さわらびの調べ

早蕨やグーで芽生えてチョキパーへ
 
イメージ 1
(野原での写真がみなピンボケで、仕方なしにこれ。)

今年は近場でワラビのとれる場所を見つけたので、歩くたびにふた握りほど摘んできて一晩アクを抜き、酒の肴にして楽しんでいる。ただし山中のものではないので、大きく太いというわけにはいかないが、旬の風味を味わうには十分である。
 
わたしは戦後間もなくの田舎育ちなので、ワラビ採りは大好きである。当時地域の子供会で毎年集まって山に入りワラビ採りをした。

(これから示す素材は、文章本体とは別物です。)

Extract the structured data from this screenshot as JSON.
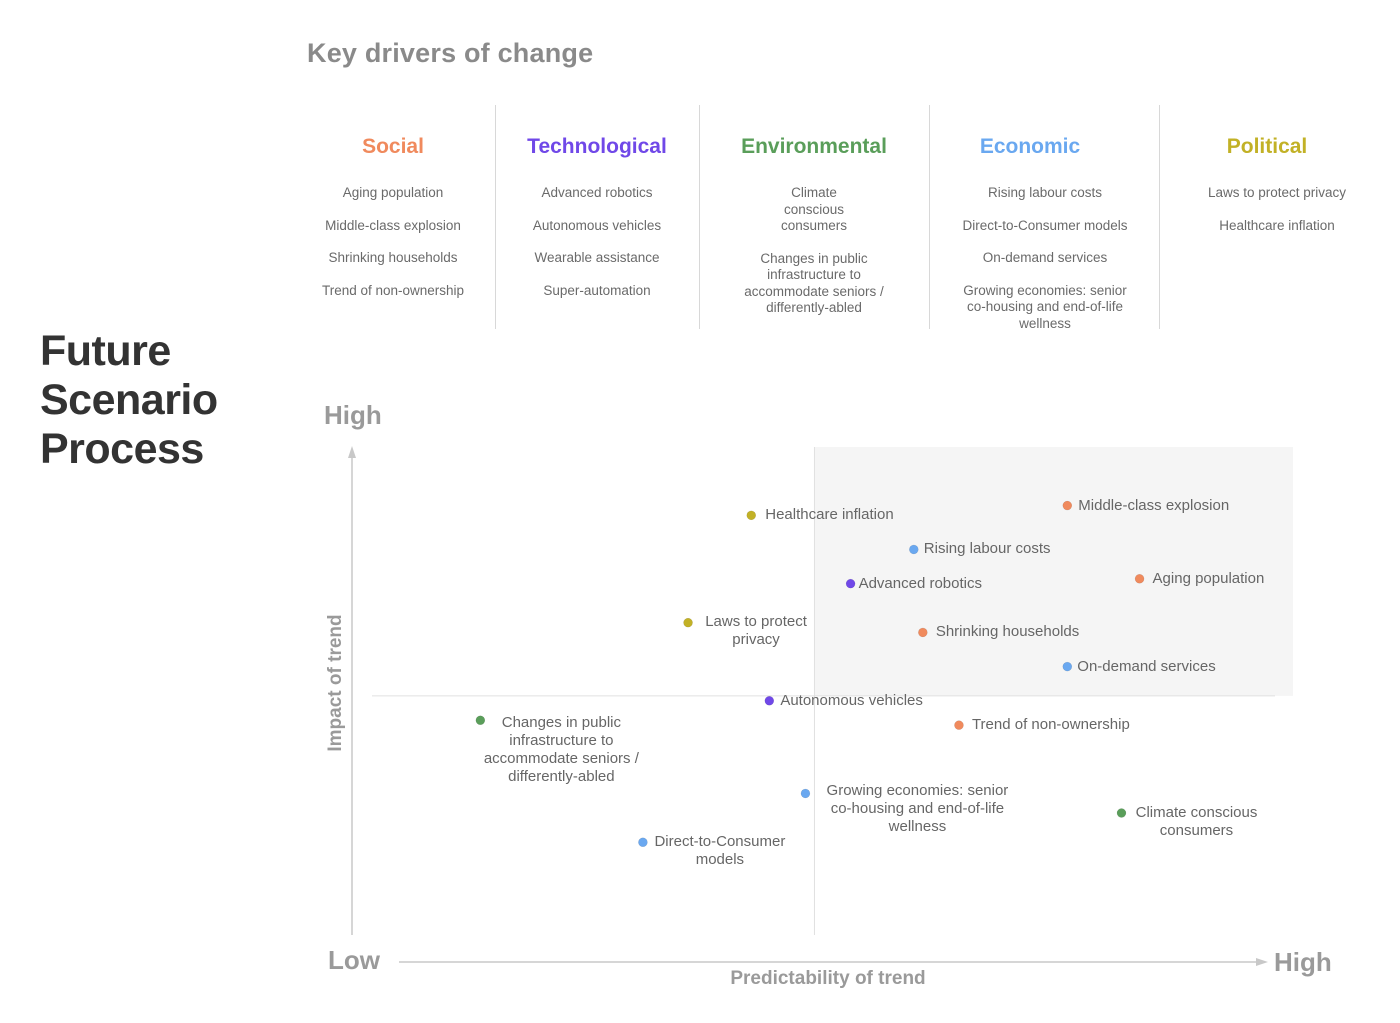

30センチもあるワラビを一握りずつ束にして、それをリヤカーに積んで町場に売りに行った。もう覚えていないが、一束5円とか10円の安い値段をつけていたのだろう、本町までいかないで売れきれた。子供会はこの収入で当時はやりだしたバドミントンを買った。日本の高度経済成長が始まろうとしていたころのことである。
 
石(いわ)ばしる垂水(たるみ)の上のさ蕨の萌え出づる春になりにけるかも (巻8 1814)

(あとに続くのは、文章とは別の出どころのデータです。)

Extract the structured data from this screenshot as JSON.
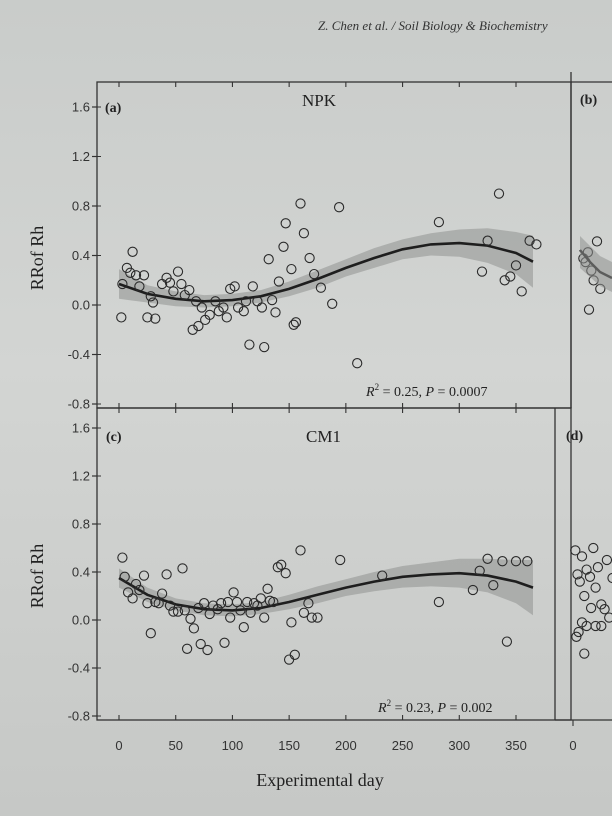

(岩の上をほとばしる滝のほとりの早蕨が萌え出る春に、ああなったことだ)*1
 
ワラビといえば真っ先に浮かんでくる、万葉の春を代表するしらべである。
冷たさから解放されてあふれ流れる水面のかがやきと千草の芽生えが、一気に流れるように詠われ「なりにけるかも」が高雅なのどかな余韻をかもしだす。日本の永遠の歌だろう。

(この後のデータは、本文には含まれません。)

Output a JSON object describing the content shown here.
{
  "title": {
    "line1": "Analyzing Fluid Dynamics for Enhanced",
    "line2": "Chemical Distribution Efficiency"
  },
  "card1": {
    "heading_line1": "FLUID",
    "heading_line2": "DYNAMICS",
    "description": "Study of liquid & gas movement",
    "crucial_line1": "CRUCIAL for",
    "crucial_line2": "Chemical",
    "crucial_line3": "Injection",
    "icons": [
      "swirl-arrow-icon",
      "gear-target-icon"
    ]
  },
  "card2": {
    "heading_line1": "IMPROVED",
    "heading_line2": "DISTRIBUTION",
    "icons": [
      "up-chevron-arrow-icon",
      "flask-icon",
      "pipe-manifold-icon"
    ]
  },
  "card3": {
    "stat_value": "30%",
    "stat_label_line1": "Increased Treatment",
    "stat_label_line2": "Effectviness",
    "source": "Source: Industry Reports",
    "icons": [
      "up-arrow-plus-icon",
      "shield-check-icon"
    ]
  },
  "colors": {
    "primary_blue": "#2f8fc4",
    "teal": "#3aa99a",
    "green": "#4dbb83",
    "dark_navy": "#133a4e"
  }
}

だが、私の知る限りワラビは流れの中とか水の淵にはみたことがない。むしろ乾燥した斜面などに多い。多分この歌は実景ではなく、水のきらめきとワラビの芽生えの二つのイメージを巧みに合成したのだろう。
 
詠ったのは志貴皇子(しきのみこ)で天智天皇の皇子。後の持統天皇元明天皇とは兄弟に当たる。親族の政権争いが熾烈な中、天智系から天武系に移る政権下で厚遇はされず田舎にこもっていたらしい。しかし天武系が途絶えた後、志貴皇子の子が49代光仁天皇につきその息子が桓武天皇となり、結果、彼は天皇家の祖となったのだという。
 
もう一つ口をついて出るのは、「外山節(そとやまぶし)」の一節。
わたしゃ外山の 日陰のわらび 誰も折らぬで ほだとなる 
コラサーノサンサ コラサーノサンサ
 
この歌詞はもちろん婚期を逸した女性を意味している。町田嘉章の「日本民謡集」(岩波文庫)の解説によれば、「盛岡市の西北、岩手郡外山牧場に働いている人が、明治の終わり頃から歌い出したもの。新民謡風な曲調に長閑さと野趣共に捨て難い所がある。」
この牧場は現在の岩手県畜産試験場であり明治から大正にかけては皇室の牧場であったという。

蛇足になるが、漢字のクイズをしていて知ったのだが、
「ワラビのほだで手を切れば骨まで切れる」ということわざがある。硬くなったワラビの筋は無理して抜こうとすると手を切ってしまう。油断するなという意味だという。
これは、外山節に絡めて考えれば、やはり年増女性には気をつけよという警句だと思うがいかがか?